3.1. Original Data Collection
The Pocket Skills deployment consisted of a 4-week field study [51]. 100 people were recruited; 27 dropped out over the course of the study, resulting in 73 total participants. The app included modules for Mindfulness, Emotion Regulation, Distress Tolerance, and Addiction Skills adapted from the DBT Skills Training Manual and Workbooks [25]. Each module contained module-specific skills presented via a conversational interface (see Figure 1). Some of these skills contained subskills, or different options for completing the skill (e.g., the Mindfulness skill of Observing included subskills for observing breathing, sounds, visuals, and everyday life).
Throughout the study, Schroeder et al. collected data on participant characteristics via surveys, including demographic information (e.g., gender, age); their anxiety, depression, and coping skill use (measured with the OASIS [38], PHQ-9 [23], and DBT Ways of Coping Checklist [37]); and other characteristics (e.g., what disorders they have been diagnosed with, whether they take medication, what modules they preferred). They also collected app usage data throughout the study, including app navigation and participant inputs for the skills. Many skills included Likert-scale ratings of how a participant felt before and/or after completing the skill, which we refer to in this paper as pre- and post-ratings. For example, Mindfulness skills often asked people to rate how mindful they felt after completing the skill; Emotion Regulation skills often asked people to rate their emotional intensity before and after completing the skill; and Distress Tolerance skills asked people to rate their level of distress before and/or after completing the skill.
3.2. Data Processing
To process the Pocket Skills study data, we first reviewed the app content to examine the skills themselves.
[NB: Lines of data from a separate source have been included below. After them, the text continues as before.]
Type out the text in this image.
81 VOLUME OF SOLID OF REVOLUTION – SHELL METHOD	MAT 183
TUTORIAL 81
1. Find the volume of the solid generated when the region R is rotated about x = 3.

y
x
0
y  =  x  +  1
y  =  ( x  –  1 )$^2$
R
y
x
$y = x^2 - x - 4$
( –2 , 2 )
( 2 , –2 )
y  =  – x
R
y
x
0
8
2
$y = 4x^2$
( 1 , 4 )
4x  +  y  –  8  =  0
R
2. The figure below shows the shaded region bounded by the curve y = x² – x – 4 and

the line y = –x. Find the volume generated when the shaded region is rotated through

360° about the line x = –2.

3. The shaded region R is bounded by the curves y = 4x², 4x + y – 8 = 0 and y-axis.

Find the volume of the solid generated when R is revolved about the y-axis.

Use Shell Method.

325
We identified 11 skills that had pre- and post-ratings and 26 skills that had only post-ratings: 18 distinct Mindfulness skills (all with post-ratings only); 5 distinct Emotion Regulation skills (all with post- and pre-ratings); and 14 distinct Distress Tolerance skills (9 with post-ratings only and 5 with post- and pre-ratings). We excluded from our analyses any skill that did not include any Likert-scale ratings. No participant completed the Emotion Regulation skill Cope Ahead; all other skills were practiced at least once by at least one participant. No Addiction skills had Likert-scale ratings, so the module was excluded. Supplementary Table 1 shows our final list of modules, skills, and subskills. Four participants did not complete any of the included skills over the course of the study, and were therefore excluded from the dataset.
After we identified the skills to include, we extracted each distinct use of a specific skill from the usage log data and derived metadata (e.g., the ratings, the first use of a skill, the total order of practiced skills). Each interaction with the app (e.g., enter/exit skill screen, rate mindfulness) was logged with a local timestamp from each participant’s device, from which we derived temporal metadata (e.g., skill rating time of day, day of week). Because participants were able to access the app even after the study was completed, we filtered the data to only include skills practiced between the study intake (July 19th, 2017) and the last submitted exit survey (August 23rd, 2017). We then standardized the ratings: some had Likert-scales from 1–10, some from 1–5, and some binary (yes/no). Mindfulness scores were better if higher (i.e., a higher score indicated more mindfulness), but lower scores were better for all other modules (e.g., lower Distress Tolerance scores indicated lower distress). We therefore shifted everything to a 5-point scale, and reversed Mindfulness ratings so lower ratings were better (i.e., higher mindfulness). Finally, we computed the difference between pre- and post-ratings to characterize improvement before and after completing a skill, referred throughout the paper as skill improvement. Because lower numbers indicate better ratings, negative numbers indicate more improvement.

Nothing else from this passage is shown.